IN11F-1806
Lessons in weather data interoperability: the National Mesonet Program

Monday, 14 December 2015
Poster Hall (Moscone South)
John D Evans1, Brian Werner2, Cathy Cogar2 and Paul Heppner1,2, (1)GST, Inc., Greenbelt, MD, United States, (2)GST, Inc., Fairmont, WV, United States
Abstract:
The National Mesonet Program (NMP) links local, state, and regional surface weather observation networks (a.k.a. mesonets) to enhance the prediction of high-impact, local-scale weather events. A consortium of 23 (and counting) private firms, state agencies, and universities provides near-real-time observations from over 7,000 fixed weather stations, and over 1,000 vehicle-mounted sensors, every 15 minutes or less, together with the detailed sensor and station metadata required for effective forecasts and decision-making.

In order to integrate these weather observations across the United States, and to provide full details about sensors, stations, and observations, the NMP has defined a set of conventions for observational data and sensor metadata. These conventions address the needs of users with limited bandwidth and computing resources, while also anticipating a growing variety of sensors and observations.

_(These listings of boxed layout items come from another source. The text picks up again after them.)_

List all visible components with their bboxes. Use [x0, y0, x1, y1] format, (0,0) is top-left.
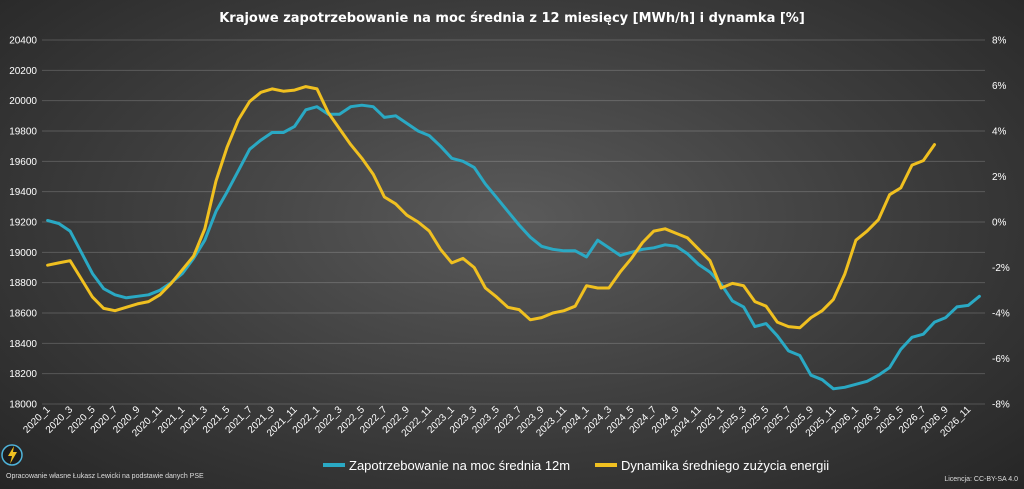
gridlines [42, 39, 985, 405]
left-tick-label: 19400 [9, 187, 37, 198]
chart-title: Krajowe zapotrzebowanie na moc średnia z… [219, 11, 805, 26]
legend: Zapotrzebowanie na moc średnia 12m Dynam… [323, 458, 829, 473]
left-tick-label: 19200 [9, 218, 37, 229]
left-tick-label: 19600 [9, 157, 37, 168]
right-tick-label: -6% [992, 354, 1010, 365]
legend-label-dynamics: Dynamika średniego zużycia energii [621, 458, 829, 473]
left-tick-label: 19000 [9, 248, 37, 259]
left-tick-label: 18200 [9, 369, 37, 380]
left-tick-label: 20000 [9, 96, 37, 107]
series-line-demand [46, 103, 981, 391]
right-tick-label: 6% [992, 81, 1007, 92]
right-axis: 8% 6% 4% 2% 0% -2% -4% -6% -8% [992, 36, 1010, 411]
left-tick-label: 19800 [9, 127, 37, 138]
left-tick-label: 20400 [9, 36, 37, 47]
right-tick-label: 8% [992, 36, 1007, 47]
lightning-icon [8, 446, 17, 464]
credit-text: Opracowanie własne Łukasz Lewicki na pod… [6, 473, 204, 480]
series-line-dynamics [46, 85, 936, 330]
right-tick-label: -2% [992, 263, 1010, 274]
left-tick-label: 18400 [9, 339, 37, 350]
right-tick-label: -8% [992, 400, 1010, 411]
left-axis: 20400 20200 20000 19800 19600 19400 19200 19000… [9, 36, 37, 411]
right-tick-label: 2% [992, 172, 1007, 183]
right-tick-label: 0% [992, 218, 1007, 229]
left-tick-label: 20200 [9, 66, 37, 77]
left-tick-label: 18000 [9, 400, 37, 411]
left-tick-label: 18600 [9, 309, 37, 320]
legend-label-demand: Zapotrzebowanie na moc średnia 12m [349, 458, 570, 473]
logo [1, 444, 23, 466]
x-axis: 2020_12020_32020_52020_72020_92020_11202… [21, 404, 973, 439]
right-tick-label: 4% [992, 127, 1007, 138]
series-lines [46, 85, 981, 391]
right-tick-label: -4% [992, 309, 1010, 320]
left-tick-label: 18800 [9, 278, 37, 289]
license-text: Licencja: CC-BY-SA 4.0 [944, 476, 1018, 483]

For disseminating weather observation data, the NMP currently employs a simple ASCII format derived from the Integrated Ocean Observing System. This simplifies data ingest into common desktop software, and parsing by simple scripts; and it directly supports basic readings of temperature, pressure, etc. By extending the format to vector-valued observations, it can also convey readings taken at different altitudes (e.g. windspeed) or depths (e.g., soil moisture). Extending beyond these observations to fit a greater variety of sensors (solar irradiation, sodar, radar, lidar) may require further extensions, or a move to more complex formats (e.g., based on XML or JSON). We will discuss the tradeoffs of various conventions for different users and use cases.

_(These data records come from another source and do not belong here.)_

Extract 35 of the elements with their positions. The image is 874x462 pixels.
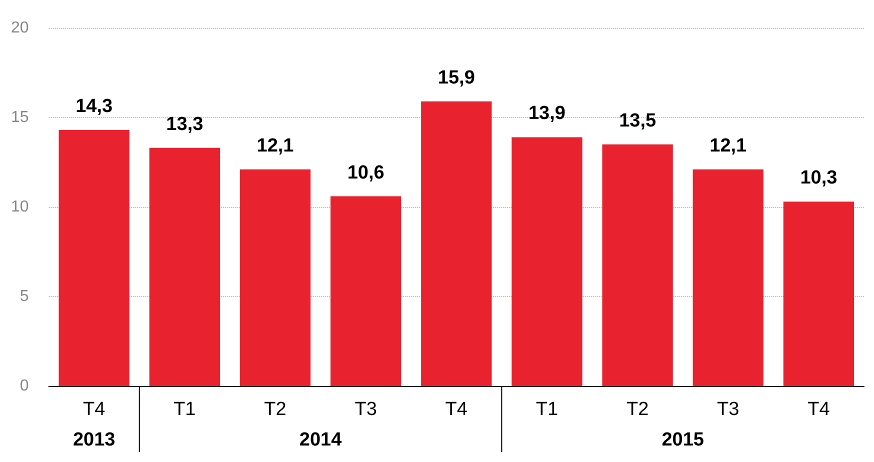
x-tick-label: T4 <box>445 399 468 420</box>
text: 2014 <box>299 430 342 450</box>
data-label: 10,6 <box>347 162 384 184</box>
y-tick-label: 15 <box>11 109 29 126</box>
x-tick-label: T2 <box>626 399 649 420</box>
bar <box>602 144 673 386</box>
x-tick-label: T1 <box>174 399 196 420</box>
bar <box>692 169 764 386</box>
bar <box>512 137 582 386</box>
bar <box>330 196 402 386</box>
x-tick-label: T3 <box>717 399 740 420</box>
y-tick-label: 5 <box>20 288 29 305</box>
data-label: 10,3 <box>800 168 838 189</box>
bar <box>149 148 220 386</box>
bar <box>421 101 492 386</box>
text: 2015 <box>662 430 704 450</box>
data-label: 13,9 <box>528 103 566 124</box>
x-tick-label: T4 <box>82 399 106 420</box>
data-label: 15,9 <box>438 67 475 88</box>
x-tick-label: T3 <box>354 399 377 420</box>
x-tick-label: T2 <box>264 399 286 420</box>
bar <box>58 130 130 386</box>
y-tick-label: 20 <box>11 20 29 36</box>
data-label: 13,5 <box>619 110 656 132</box>
bar <box>240 169 311 386</box>
data-label: 13,3 <box>166 114 204 135</box>
y-tick-label: 10 <box>11 198 29 216</box>
data-label: 14,3 <box>76 96 113 118</box>
data-label: 12,1 <box>256 135 294 156</box>
bar <box>783 202 854 386</box>
text: 2013 <box>72 430 116 450</box>
x-tick-label: T1 <box>536 399 558 420</box>
data-label: 12,1 <box>710 135 748 156</box>
y-tick-label: 0 <box>20 378 29 394</box>
x-tick-label: T4 <box>808 399 830 420</box>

To convey sensor and station metadata, the NMP uses a convention known as Starfish Fungus Language (*FL), derived from the Open Geospatial Consortium’s SensorML standard. *FL separates static and dynamic elements of a sensor description, allowing for relatively compact expressions that reference a library of shared definitions (e.g., sensor manufacturer’s specifications) alongside time-varying and site-specific details (slope / aspect, calibration, etc.) We will discuss the tradeoffs of *FL, SensorML, and alternatives for conveying sensor details to various users and uses.